Peder Balke słusznie może być uznany za pioniera modernizmu. Norweski malarz tworzył fascynujące obrazy krajobrazowe, które na pierwszy rzut oka można pomylić z romantycznymi studiami natury. A jednak jego prace są niezwykłe i niepowtarzalne i - jeśli w ogóle - można je porównać tak naprawdę tylko z dziełami Williama Turnera. W XIX wieku Peder Balke stworzył przełomowe obrazy na drodze do modernizmu. Powstały one przy użyciu pędzli i techniki "mokre na mokre" lub wydrapane bezpośrednio w farbie i utrzymane w wąskiej skali kolorystycznej. To ostatnie dodatkowo podkreśla ich dramatyczny charakter.
. Dzikie górskie krajobrazy i zachody słońca nad szumiącym morzem lub spokojne jeziora w lesie: wybór motywu przez Balke nie był przypadkowy. To właśnie podczas podróży poznał przytłaczające naturalne piękno północnej Norwegii. W rzeczywistości uczęszczał do Królewskiej Szkoły Rysunku, a ponieważ uniknął obowiązkowej służby wojskowej, przenosząc się do Christianii, i dorabiał jako malarz domów i malarz dekoracyjny, nie miał pieniędzy. Jednak kolega ze studiów namówił go, by odwiedził go w Finnmarku. Szczęśliwy zbieg okoliczności, jak się okazało. Ukształtowała ona bowiem nie tylko jego życie, ale całą karierę artysty. Sam o swoim pobycie powiedział, że w swoich podróżach nie widział nic porównywalnego, co by go tak samo poruszyło i wzruszyło - ani w kraju, ani za granicą. Ludzie, jak twierdził, byli tylko statystami z podrzędną rolą w wysublimowanym krajobrazie.
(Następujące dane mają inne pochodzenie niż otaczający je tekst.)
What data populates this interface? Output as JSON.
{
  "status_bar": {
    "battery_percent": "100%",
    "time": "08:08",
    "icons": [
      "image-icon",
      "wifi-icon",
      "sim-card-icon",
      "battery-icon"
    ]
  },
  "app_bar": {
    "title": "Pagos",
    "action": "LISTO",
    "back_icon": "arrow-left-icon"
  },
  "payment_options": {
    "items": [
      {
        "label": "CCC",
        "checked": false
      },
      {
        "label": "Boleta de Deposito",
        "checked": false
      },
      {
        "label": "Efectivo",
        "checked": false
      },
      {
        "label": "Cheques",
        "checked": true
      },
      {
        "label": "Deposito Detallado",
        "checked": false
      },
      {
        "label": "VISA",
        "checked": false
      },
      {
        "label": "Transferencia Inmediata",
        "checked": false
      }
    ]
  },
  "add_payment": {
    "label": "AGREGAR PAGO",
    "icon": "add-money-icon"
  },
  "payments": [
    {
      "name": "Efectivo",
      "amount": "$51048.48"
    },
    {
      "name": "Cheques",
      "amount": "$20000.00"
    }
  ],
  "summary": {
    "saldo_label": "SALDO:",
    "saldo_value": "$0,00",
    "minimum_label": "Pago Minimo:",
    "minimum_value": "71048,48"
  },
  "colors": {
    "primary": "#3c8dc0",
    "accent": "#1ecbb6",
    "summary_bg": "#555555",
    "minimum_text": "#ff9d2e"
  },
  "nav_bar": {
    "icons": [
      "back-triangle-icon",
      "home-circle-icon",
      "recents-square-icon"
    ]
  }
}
. W latach 1846-1847 Balke opuścił swoją ukochaną ojczyznę i udał się do Paryża. Słyszał, że król Ludwik Filip był bardzo zainteresowany północną Norwegią i jej pięknem. Jako młody książę, władca odwiedził incognito Przylądek Północny. W głębokim przekonaniu, że król będzie zainteresowany jego obrazami, które przypomną mu o przeżyciach z młodości, Balke skontaktował się z pałacem. Udało mu się też złożyć kilka szkiców. I rzeczywiście, Jego Wysokość natychmiast zamówił 30 obrazów do swojego pałacu w Wersalu. Niestety, rewolucja lutowa uniemożliwiła ukończenie obrazów. Mimo to: szkice Balke'a nadal znajdują się w magazynach Luwru.
. Więc królowi spodobało się to, co zobaczył. Musiało jednak upłynąć sporo czasu, zanim twórczość artystyczna Pedera Balke została odpowiednio doceniona przez świat sztuki i nobilitowana publikacją. Balke zmarł jako mocno zadłużony człowiek po wylewie. Wcześniej kilkakrotnie bezskutecznie zabiegał o wprowadzenie funduszu emerytalnego dla robotników oraz renty dla wdów i inwalidów, był bowiem nie tylko pejzażystą, ale w późniejszych latach także działaczem społeczno-politycznym. Artysta, który urodził się w 1804 roku, właściwe uznanie znalazł dopiero w XX wieku: już w latach 90. duński malarz Per Kirkeby napisał książkę o samotniku.